He rose from his chair, to signify that the interview was ended. As the officers filed out to their respective quarters, the pantry door, which, though no one noticed it, had been slightly ajar, closed noiselessly. Behind it were two Japanese, grasping each other's hands and looking into each other's eyes. Their breath came quickly; their eyes glowed.
"Banzai!" they whispered. "Teikoku banzai! Long live the Empire!"
CHAPTER IV. UNCLE SAM'S PACKING.
When the family of a citizen in private life makes up its mind to a long journey to foreign shores, great is the confusion, and multitudinous the errands and minor purchases for the trip; trunks, half-packed, block the sitting-room and hall-ways; Polly flies up-stairs and down distractedly, Molly spends hours uncounted (but not uncharged-for) at the dressmaker's, Dick burns midnight oil over guide-books and itineraries, and even paterfamilias feels the restlessness and turmoil of the times, and declaims against extravagance as the final packing discloses the calls that are to be made upon his bank account.
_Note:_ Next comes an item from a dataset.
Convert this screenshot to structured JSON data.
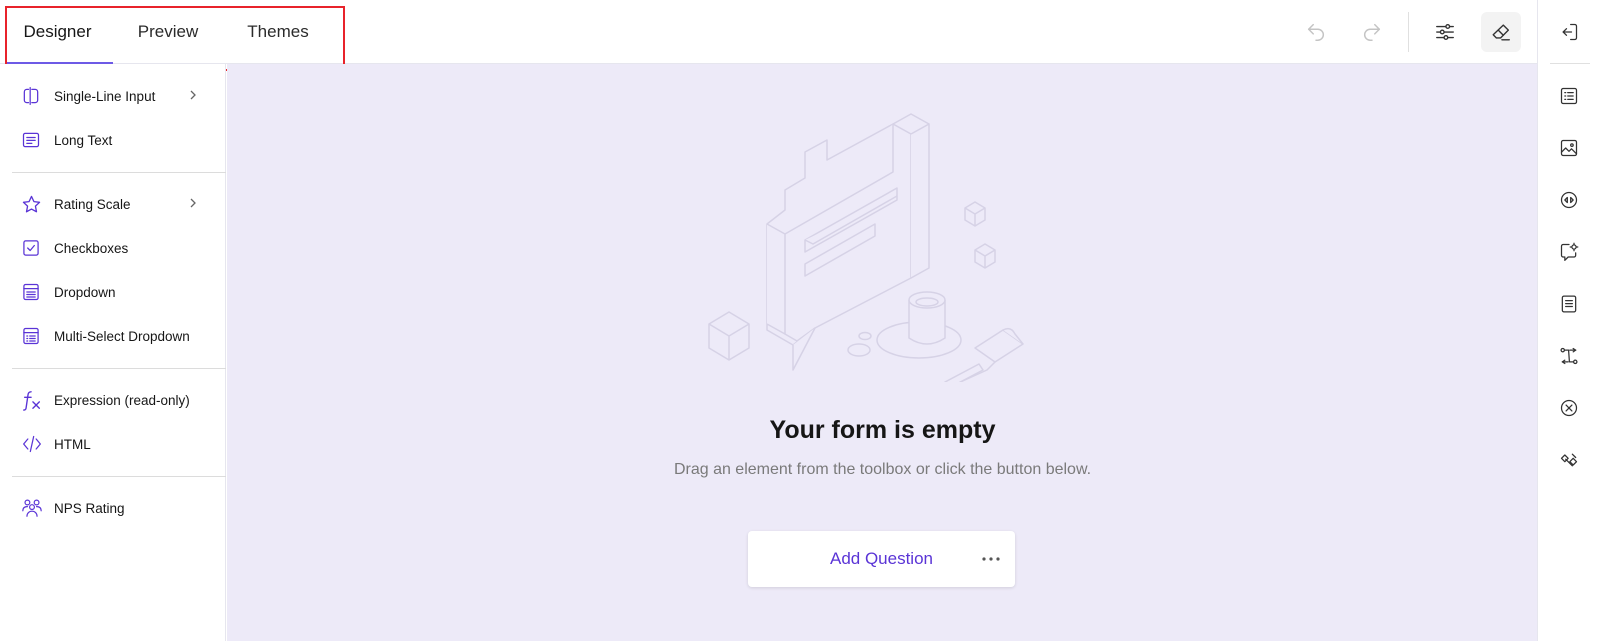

If a vacation trip for a single family is productive of such a month of busy preparation, what must be the commotion on a war-ship starting for the Far East, with a crew of one or two hundred men and only a week allowed for packing!
The officers and enlisted men of the Osprey had their hands full in the days that followed the banquet.
In ordinary times it takes one hundred skilled men a full week to stow away provisions, supplies, ammunition, coal, and the thousand and one minor articles that are needed on board one of the larger war-ships. The ship's crew lend a hand, but they operate only under the direction of the staff of trained stevedores which is kept on duty at the Navy Yard.